La sumisión a las masas

Parece ser que las distribuidoras de cine han pospuesto sus grandes estrenos por culpa de la Eurocopa de fútbol. Por ejemplo, “Prometheus”, la precuela de “Alien” rodada por Ridley Scott, uno de los filmes más esperados del año, en España se estrenará dos meses más tarde que en gran parte del mundo. Que en Alemania y dos o tres países europeos más ocurra lo mismo retrata óptimamente una sociedad que tan pronto se rinde ante los cantos de sirena del balompié.

El fútbol no solo es el deporte rey; es el circo de nuestros días, una forma de tener controlado al pueblo por parte de los de arriba, una espléndida forma de consuelo y distracción para los de abajo. Ahora que el pan parece peligrar, necesitamos elementos que nos permitan una evasión barata y frugal que, además, tenga el poder social de apartar de las primeras planas las peores noticias económicas. El fútbol es lo suficientemente insustancial y patriotero como para vencer al cine, potenciar la tele y fomentar un poco más la incultura.

Un partido de fútbol dura una hora y media, dos si contamos descanso y prolegómenos. Aun así, las distribuidoras del cine han decidido retrasar sus productos más comerciales. Hoy en día, gracias al peso de internet, tuiteos, chats, móviles, etc. un partido de fútbol dura todo un día, toda una semana, toda la vida. Con la gran ventaja de que ahora cualquiera puede publicar su opinión, aunque nadie vaya a leerla ni vaya a leer la de los demás.

El principal problema que rodea todo este asunto tiene que ver con que el mundo de hoy se basa en la posibilidad de que todos nos creamos líderes de opinión, aunque sea expresada en menos de 140 caracteres; la frase soñada que quizás no lea nadie, por muy lúcida que sea.
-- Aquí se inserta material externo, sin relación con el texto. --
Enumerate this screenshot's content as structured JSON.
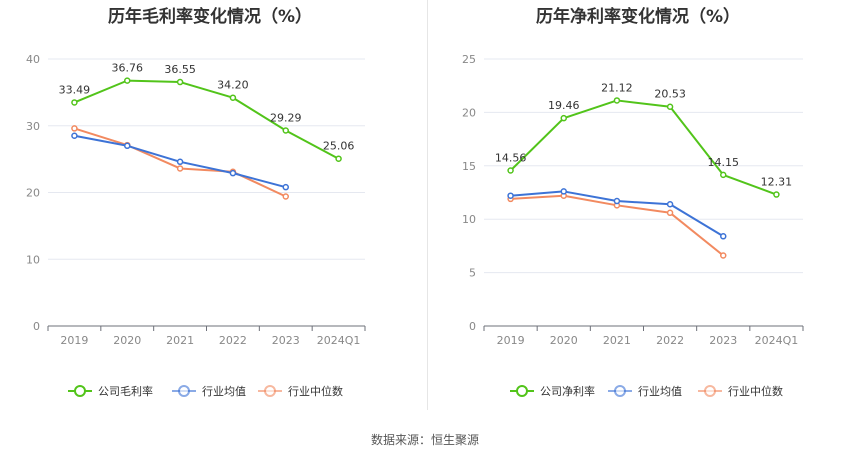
{
  "source": "数据来源：恒生聚源",
  "chart_data": [
    {
      "type": "line",
      "title": "历年毛利率变化情况（%）",
      "categories": [
        "2019",
        "2020",
        "2021",
        "2022",
        "2023",
        "2024Q1"
      ],
      "ylim": [
        0,
        40
      ],
      "yticks": [
        0,
        10,
        20,
        30,
        40
      ],
      "grid": true,
      "legend_position": "bottom",
      "series": [
        {
          "name": "公司毛利率",
          "color": "#52c41a",
          "values": [
            33.49,
            36.76,
            36.55,
            34.2,
            29.29,
            25.06
          ],
          "labels": [
            "33.49",
            "36.76",
            "36.55",
            "34.20",
            "29.29",
            "25.06"
          ]
        },
        {
          "name": "行业均值",
          "color": "#3d73d6",
          "values": [
            28.5,
            27.0,
            24.6,
            22.9,
            20.8,
            null
          ]
        },
        {
          "name": "行业中位数",
          "color": "#f28a60",
          "values": [
            29.6,
            27.1,
            23.6,
            23.1,
            19.4,
            null
          ]
        }
      ]
    },
    {
      "type": "line",
      "title": "历年净利率变化情况（%）",
      "categories": [
        "2019",
        "2020",
        "2021",
        "2022",
        "2023",
        "2024Q1"
      ],
      "ylim": [
        0,
        25
      ],
      "yticks": [
        0,
        5,
        10,
        15,
        20,
        25
      ],
      "grid": true,
      "legend_position": "bottom",
      "series": [
        {
          "name": "公司净利率",
          "color": "#52c41a",
          "values": [
            14.56,
            19.46,
            21.12,
            20.53,
            14.15,
            12.31
          ],
          "labels": [
            "14.56",
            "19.46",
            "21.12",
            "20.53",
            "14.15",
            "12.31"
          ]
        },
        {
          "name": "行业均值",
          "color": "#3d73d6",
          "values": [
            12.2,
            12.6,
            11.7,
            11.4,
            8.4,
            null
          ]
        },
        {
          "name": "行业中位数",
          "color": "#f28a60",
          "values": [
            11.9,
            12.2,
            11.3,
            10.6,
            6.6,
            null
          ]
        }
      ]
    }
  ]
}
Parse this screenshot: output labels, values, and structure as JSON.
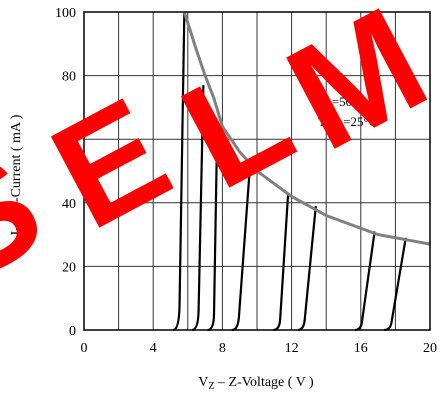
{
  "chart_data": {
    "type": "line",
    "xlabel": "Z-Voltage ( V )",
    "xlabel_prefix": "V",
    "xlabel_sub": "Z",
    "ylabel": "Z-Current ( mA )",
    "ylabel_prefix": "I",
    "ylabel_sub": "Z",
    "xlim": [
      0,
      20
    ],
    "ylim": [
      0,
      100
    ],
    "x_ticks": [
      "0",
      "4",
      "8",
      "12",
      "16",
      "20"
    ],
    "y_ticks": [
      "0",
      "20",
      "40",
      "60",
      "80",
      "100"
    ],
    "grid": true,
    "annotation": {
      "p_label": "P",
      "p_sub": "tot",
      "p_value": "=500mW",
      "t_label": "T",
      "t_sub": "amb",
      "t_value": "=25°C"
    },
    "power_limit_curve": {
      "x": [
        5.8,
        6.5,
        7.0,
        7.5,
        8.0,
        9.0,
        10.0,
        11.0,
        12.0,
        13.0,
        14.0,
        15.0,
        16.0,
        17.0,
        18.0,
        19.0,
        20.0
      ],
      "y": [
        100,
        88,
        80,
        73,
        64,
        56,
        50,
        46,
        42,
        39,
        36,
        34,
        32,
        30,
        29,
        28,
        27
      ]
    },
    "series": [
      {
        "vz": 5.5,
        "vmax": 5.8,
        "imax": 100
      },
      {
        "vz": 6.6,
        "vmax": 6.9,
        "imax": 77
      },
      {
        "vz": 7.5,
        "vmax": 7.7,
        "imax": 64
      },
      {
        "vz": 8.9,
        "vmax": 9.6,
        "imax": 52
      },
      {
        "vz": 11.3,
        "vmax": 11.8,
        "imax": 43
      },
      {
        "vz": 12.7,
        "vmax": 13.4,
        "imax": 39
      },
      {
        "vz": 16.0,
        "vmax": 16.8,
        "imax": 31
      },
      {
        "vz": 17.7,
        "vmax": 18.6,
        "imax": 29
      }
    ],
    "colors": {
      "grid": "#333333",
      "curves": "#000000",
      "power_limit": "#808080",
      "watermark": "#ff0000"
    }
  },
  "watermark": {
    "letter_1": "S",
    "letter_2": "E",
    "letter_3": "L",
    "letter_4": "M"
  }
}
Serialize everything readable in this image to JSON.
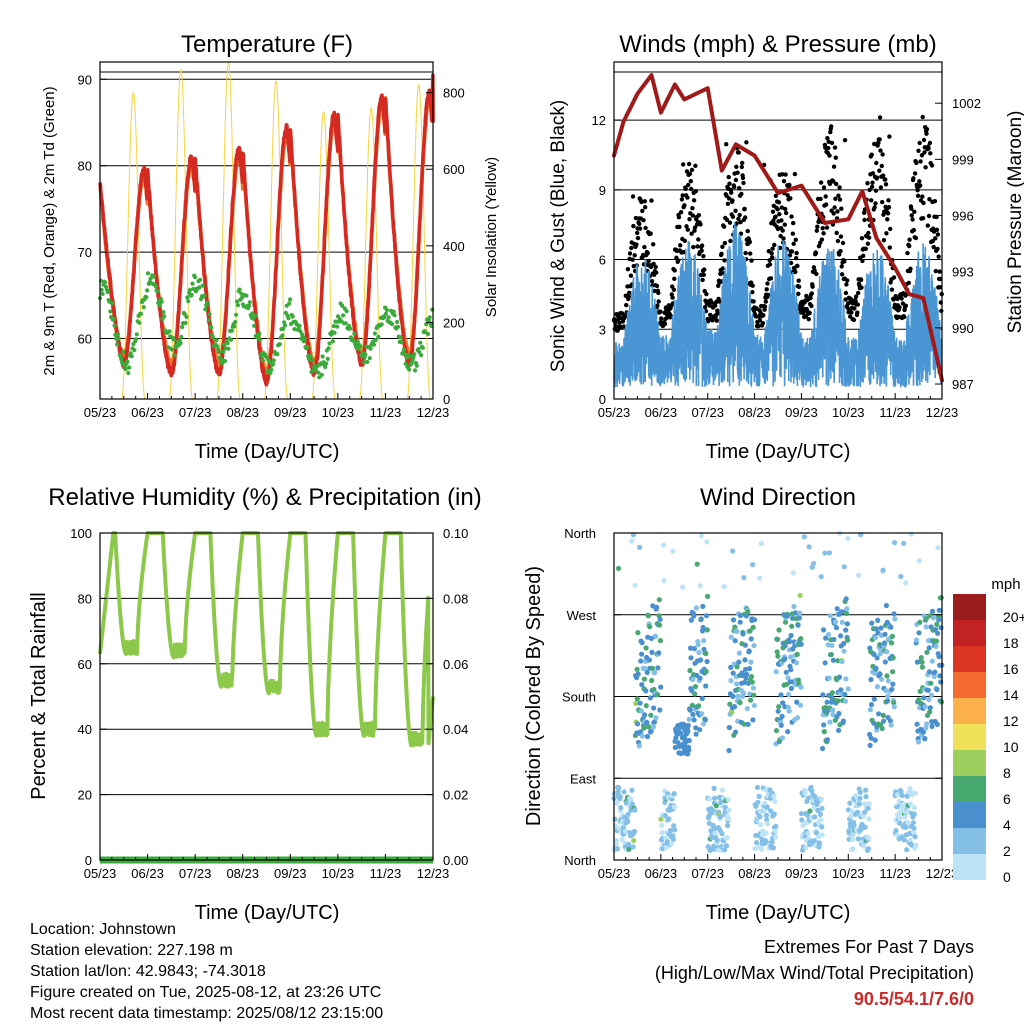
{
  "chart_data": [
    {
      "type": "line",
      "title": "Temperature (F)",
      "xlabel": "Time (Day/UTC)",
      "ylabel": "2m & 9m T (Red, Orange) & 2m Td (Green)",
      "y2label": "Solar Insolation (Yellow)",
      "xticks": [
        "05/23",
        "06/23",
        "07/23",
        "08/23",
        "09/23",
        "10/23",
        "11/23",
        "12/23"
      ],
      "ylim": [
        53,
        92
      ],
      "yticks": [
        60,
        70,
        80,
        90
      ],
      "y2lim": [
        0,
        880
      ],
      "y2ticks": [
        0,
        200,
        400,
        600,
        800
      ],
      "grid": true,
      "series": [
        {
          "color": "#d42a22",
          "days": [
            {
              "min": 57,
              "max": 79.5
            },
            {
              "min": 56,
              "max": 81
            },
            {
              "min": 56,
              "max": 82
            },
            {
              "min": 55,
              "max": 84.5
            },
            {
              "min": 56,
              "max": 86
            },
            {
              "min": 57,
              "max": 88
            },
            {
              "min": 57,
              "max": 88.5
            },
            {
              "min": 85,
              "max": 90.5
            }
          ]
        },
        {
          "color": "#f2782a",
          "days": [
            {
              "min": 58,
              "max": 79
            },
            {
              "min": 57,
              "max": 80.5
            },
            {
              "min": 57,
              "max": 81.5
            },
            {
              "min": 56,
              "max": 84
            },
            {
              "min": 57,
              "max": 85.5
            },
            {
              "min": 58,
              "max": 87.5
            },
            {
              "min": 58,
              "max": 88
            },
            {
              "min": 85,
              "max": 89.5
            }
          ]
        },
        {
          "color": "#3aaa3a",
          "days": [
            {
              "min": 57,
              "max": 66
            },
            {
              "min": 59,
              "max": 67
            },
            {
              "min": 58,
              "max": 66
            },
            {
              "min": 57,
              "max": 64
            },
            {
              "min": 56,
              "max": 62
            },
            {
              "min": 58,
              "max": 63
            },
            {
              "min": 57,
              "max": 63
            },
            {
              "min": 58,
              "max": 64
            }
          ]
        },
        {
          "color": "#f5d442",
          "peaks": [
            800,
            860,
            880,
            830,
            750,
            760,
            820,
            830
          ]
        }
      ]
    },
    {
      "type": "scatter",
      "title": "Winds (mph) & Pressure (mb)",
      "xlabel": "Time (Day/UTC)",
      "ylabel": "Sonic Wind & Gust (Blue, Black)",
      "y2label": "Station Pressure (Maroon)",
      "xticks": [
        "05/23",
        "06/23",
        "07/23",
        "08/23",
        "09/23",
        "10/23",
        "11/23",
        "12/23"
      ],
      "ylim": [
        0,
        14.5
      ],
      "yticks": [
        0,
        3,
        6,
        9,
        12
      ],
      "y2lim": [
        986.2,
        1004.2
      ],
      "y2ticks": [
        987,
        990,
        993,
        996,
        999,
        1002
      ],
      "grid": true,
      "series": [
        {
          "color": "#4a96d4",
          "day_max": [
            5.8,
            6.5,
            7.2,
            6.5,
            6.2,
            6.2,
            6.2,
            5.8
          ]
        },
        {
          "color": "#000000",
          "day_max": [
            8.8,
            10.2,
            11.2,
            10.2,
            11.8,
            12.2,
            12.2,
            9.0
          ]
        },
        {
          "color": "#a01a1a",
          "x": [
            0,
            0.2,
            0.5,
            0.8,
            1.0,
            1.3,
            1.5,
            2.0,
            2.3,
            2.6,
            3.0,
            3.5,
            4.0,
            4.5,
            5.0,
            5.3,
            5.6,
            6.0,
            6.3,
            6.6,
            7.0
          ],
          "y": [
            999.2,
            1001,
            1002.5,
            1003.5,
            1001.5,
            1003,
            1002.2,
            1002.8,
            998.4,
            999.8,
            999.2,
            997.2,
            997.6,
            995.6,
            995.8,
            997.3,
            994.8,
            993.2,
            991.8,
            991.6,
            987.2
          ]
        }
      ]
    },
    {
      "type": "line",
      "title": "Relative Humidity (%) & Precipitation (in)",
      "xlabel": "Time (Day/UTC)",
      "ylabel": "Percent & Total Rainfall",
      "xticks": [
        "05/23",
        "06/23",
        "07/23",
        "08/23",
        "09/23",
        "10/23",
        "11/23",
        "12/23"
      ],
      "ylim": [
        0,
        100
      ],
      "yticks": [
        0,
        20,
        40,
        60,
        80,
        100
      ],
      "y2lim": [
        0,
        0.1
      ],
      "y2ticks": [
        "0.00",
        "0.02",
        "0.04",
        "0.06",
        "0.08",
        "0.10"
      ],
      "grid": true,
      "series": [
        {
          "color": "#8cc84a",
          "day_min": [
            63,
            62,
            53,
            51,
            38,
            38,
            35,
            35
          ]
        },
        {
          "color": "#3aaa3a",
          "value": 0
        }
      ]
    },
    {
      "type": "scatter",
      "title": "Wind Direction",
      "xlabel": "Time (Day/UTC)",
      "ylabel": "Direction (Colored By Speed)",
      "xticks": [
        "05/23",
        "06/23",
        "07/23",
        "08/23",
        "09/23",
        "10/23",
        "11/23",
        "12/23"
      ],
      "ylim": [
        0,
        360
      ],
      "ytick_labels": [
        "North",
        "East",
        "South",
        "West",
        "North"
      ],
      "grid": true,
      "colorbar": {
        "label": "mph",
        "levels": [
          "0",
          "2",
          "4",
          "6",
          "8",
          "10",
          "12",
          "14",
          "16",
          "18",
          "20+"
        ],
        "colors": [
          "#bde3f6",
          "#84bfe8",
          "#4a90cf",
          "#47a870",
          "#9ccf5e",
          "#f0e05a",
          "#fbb04a",
          "#f26a30",
          "#dc3524",
          "#c22222",
          "#9b1c1c"
        ]
      }
    }
  ],
  "station": {
    "location": "Location: Johnstown",
    "elevation": "Station elevation: 227.198 m",
    "latlon": "Station lat/lon: 42.9843; -74.3018",
    "created": "Figure created on Tue, 2025-08-12, at 23:26 UTC",
    "recent": "Most recent data timestamp: 2025/08/12 23:15:00"
  },
  "extremes": {
    "title": "Extremes For Past 7 Days",
    "subtitle": "(High/Low/Max Wind/Total Precipitation)",
    "values": "90.5/54.1/7.6/0"
  }
}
Esto provoca que, si antiguamente existían dos o tres personas de especial prestigio que tenían un fuerte peso en la opinión pública, que con su excelencia podían influir, enojar o, cuando menos, empujar a la reflexión, ahora, por el contrario, el mundo entero puede decir lo que piensa, millones de opiniones que, paralelas, se superponen para que, a lo mejor –a no ser que uno sea Justin Bieber, Lady Gaga u otros eminentes filósofos– las lean dos o tres personas cualesquiera.

Si muchos nos advierten de la falta de liderazgo político que afecta a Occidente, no podemos olvidar la ausencia de personas sobresalientes que antiguamente eran calificadas como sabias. Los que sobreviven, como Mario Vargas Llosa, hace tiempo que entraron en la senectud, lo que perjudica su prestigio en este mundo que temerariamente valora la juventud, su inexperiencia y su propensión al error. Ciertamente, en un mundo donde se privilegia la brevedad sobre la hondura, lo nimio sobre la enjundia, es mejor difuminar las buenas ideas en un marasmo de chorradas anónimas disfrazadas de libertad de expresión y triunfo de la democracia.

Pero, en definitiva, no es más que el fracaso absoluto de un sistema. Todos podemos opinar. Eso es bueno. Pero sin una jerarquía que parta de la sociedad y establezca diferencias entre las opiniones de unos y otros, tan solo estamos ante el triunfo de la ignorancia. Hasta el punto de que las compañías relacionadas con el cine tiemblen ante el poder del fútbol, el adormecimiento de las masas, la supremacía de la masa indolente y dormida.